Posted by Elizabeth Hughes on 23 September 2019
Senior Exercise and Aging

How does Exercise affect Aging

As we get older, our bodies, including our muscles, bones and joints go through many changes. These changes can leave you with pain, reduce your mobility and functionality and stop you doing the things you love! Getting older also increases the risk of developing chronic conditions such as heart disease, diabetes, cognitive impairment, stroke, arthritis and osteoporosis, and greatly increases the risk of sustaining a serious fall.  And its not just our physical health that can be affected by ageing. Reduced physical functioning has also been linked to increased rates of depression, anxiety and social isolation.

Luckily, there's a way to counteract these effects and improve the way we age.

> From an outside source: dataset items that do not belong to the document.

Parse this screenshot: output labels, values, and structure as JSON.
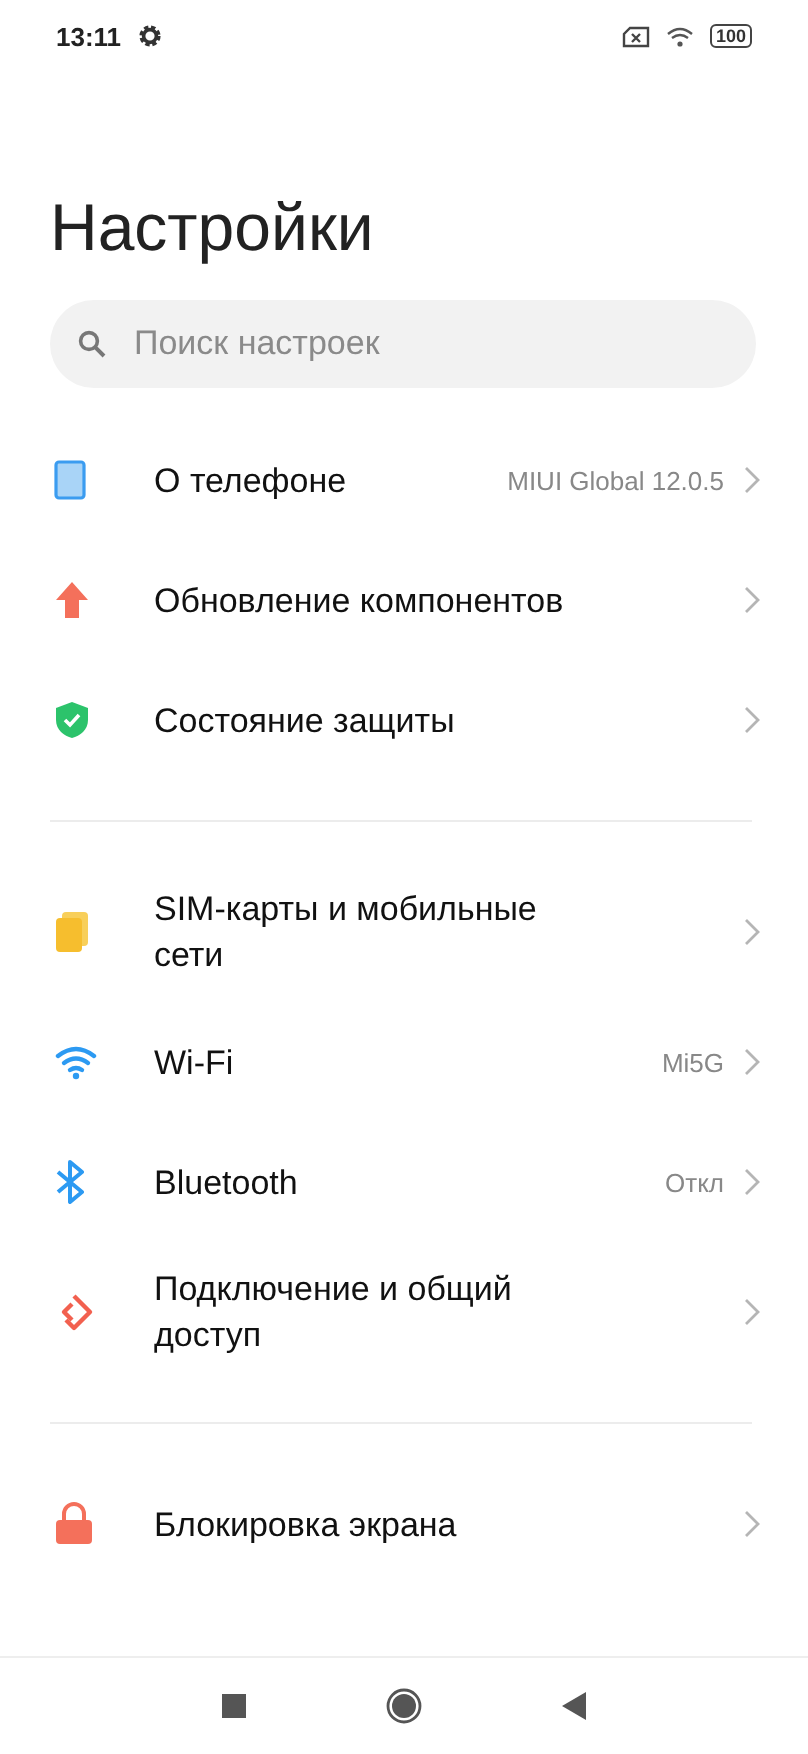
{
  "status_bar": {
    "time": "13:11",
    "battery": "100"
  },
  "title": "Настройки",
  "search": {
    "placeholder": "Поиск настроек"
  },
  "groups": [
    {
      "items": [
        {
          "kind": "phone",
          "label": "О телефоне",
          "value": "MIUI Global 12.0.5"
        },
        {
          "kind": "update",
          "label": "Обновление компонентов"
        },
        {
          "kind": "shield",
          "label": "Состояние защиты"
        }
      ]
    },
    {
      "items": [
        {
          "kind": "sim",
          "label": "SIM-карты и мобильные сети"
        },
        {
          "kind": "wifi",
          "label": "Wi-Fi",
          "value": "Mi5G"
        },
        {
          "kind": "bluetooth",
          "label": "Bluetooth",
          "value": "Откл"
        },
        {
          "kind": "share",
          "label": "Подключение и общий доступ"
        }
      ]
    },
    {
      "items": [
        {
          "kind": "lock",
          "label": "Блокировка экрана"
        }
      ]
    }
  ]
}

Through exercise!
Many studies have shown that keeping active as we age has a massive influence on how we age! It can not only reduce the risk of developing these chronic conditions, but it can also help to manage chronic pain, increase your energy levels, improve your confidence and self-esteem and maintain your independence. By doing all of these things, it also has an extremely positive effect on your mental health, reducing symptoms of depression and anxiety, and keeping you involved in community and social events. 

So how do we do it?

The research in this area is very clear. In order to achieve all the benefits of exercise as we age, we need to be doing a combination of different types of exercise regularly. These include cardiovascular exercise, resistance (or strength) training and balance, and can be done individually, with a friend or in a group class.

Cardiovascular exercise is a great way to maintain heart and lung health. By regularly getting your heart rate and breathing rate up (huffing and puffing), we strengthen the heart and the muscles around the lungs to keep them both working effectively! Having good cardiovascular fitness helps you do things in your daily life like walking upstairs, doing the shopping and many other activities you take for granted when you can no longer do them. It's also a great way to improve your mood! It is recommended to do for approximately 30 minutes of 'huffing and puffing' exercise (walking, cycling, swimming), 5 days a week to get the maximum benefit. But it's also important to work up to this if you haven't exercised for a while!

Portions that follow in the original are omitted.